Abstract

Several of the papers in this month’s issue have a common thread—the boundaries and diverse presentations of mood disorders. Continuing a theme explored in previous articles in the Journal (Rosenman and Anderson, 2011, 2012), Rosenman and Nasti (2012) provide a philosophical analysis of the use of psychiatric language, using the diagnostic label of depression as a specific example. They argue that this label is used in diverse ways according to its context and purpose and that, because of this diversity, depression cannot be reduced to an underlying process, whether it be genetic, physiological, psychological or social.
This issue of boundaries also arises in Kuiper et al.,’s (2012) editorial on the expansion of the concept of bipolar disorder from bipolar I to bipolar II and then to a broader bipolar spectrum. This type of diagnostic boundary creep has been seen with a number of psychiatric diagnoses in recent times. Kuiper et al., (2012) put up a clear warning sign that the concept may have been stretched too far, resulting in poor reliability and validity and no clear treatment pathway. Bipolar boundaries also appear in the paper by Bauer et al., (2012), which presents data on daily monitoring of mood from a large sample of bipolar patients. They find that brief depressive episodes lasting for a few days are common and, in fact, account for more days of depression than depressive episodes. These subsyndromal depressive symptoms were equally common in both bipolar I and bipolar II disorders.
A number of contributions this month deal with the diverse presentations of depression. Zaroff et al., (2012) review the literature on whether Chinese people are more likely to have somatic presentations of depression and anxiety. They argue that the oft-cited view that Chinese people are more likely to somatise is an over-simplification. When comparable assessment methods are used, no actual difference is found. Rather, the apparent difference reflects the way illness needs to be presented to the services available in China and the stigma involved in reporting various types of symptoms.

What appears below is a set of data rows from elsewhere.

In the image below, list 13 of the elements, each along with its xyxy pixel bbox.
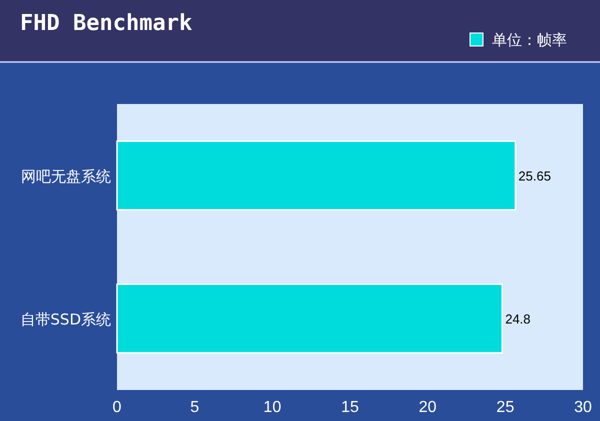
x-tick-label: 20	[418, 399, 437, 416]
legend-label: 单位：帧率	[492, 31, 567, 49]
data-label: 25.65	[518, 168, 551, 184]
x-tick-label: 25	[496, 399, 514, 416]
x-tick-label: 10	[263, 399, 282, 416]
x-tick-label: 30	[574, 399, 592, 416]
x-tick-label: 5	[190, 399, 200, 416]
y-tick-label: 自带SSD系统	[20, 310, 111, 328]
chart-title: FHD Benchmark	[20, 11, 192, 36]
data-label: 24.8	[505, 312, 531, 326]
x-tick-label: 0	[112, 399, 122, 416]
y-tick-label: 网吧无盘系统	[21, 168, 111, 186]
x-tick-label: 15	[341, 399, 359, 416]
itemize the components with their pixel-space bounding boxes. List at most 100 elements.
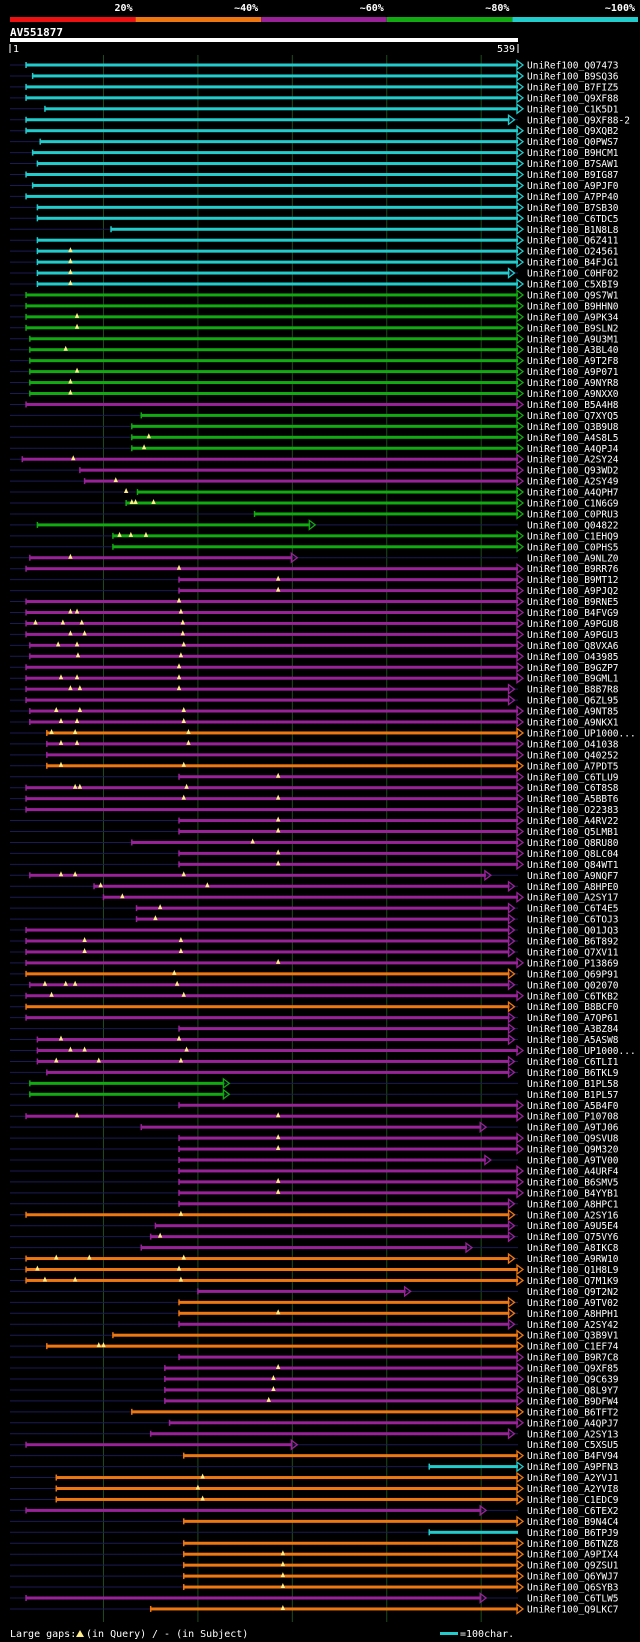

We also have reports on the presentations of mood disorders in both their earliest phases and, at the other end of the spectrum, their recurrent and treatment-resistant forms. These reports are relevant to the notion of clinical staging, which has been particularly championed by McGorry and colleagues (2006) and featured in many contributions to this Journal. Batterham et al., (2012) test the idea that sleep problems are early indicators of depression and anxiety disorders. They indeed find that sleep problems are predictive; however, in the case of depression, this association disappears when personality traits are controlled, suggesting that these traits reflect a common predisposition to both depression and sleep problems. By contrast, the latter did seem to be a specific early indicator of anxiety disorders. At the other end of staging, Magalhães et al., (2012) examine outcomes for people with bipolar disorder who vary in the number of previous episodes. One of the promises of a staging approach is that treatments might be tailored to be appropriate to the stage of illness. Magalhães et al., (2012) found that the number of previous episodes predicted outcome following acute depression, but unfortunately this did not predict responsiveness to antidepressant treatment.
Finally, we have a paper by Quinn et al., (2012) examining another theme that has recurred over many years in the Journal—the subtyping of depression. They present data supporting the distinction between melancholic and non-melancholic forms, showing different patterns of impairment in each, rather than a simple difference in severity.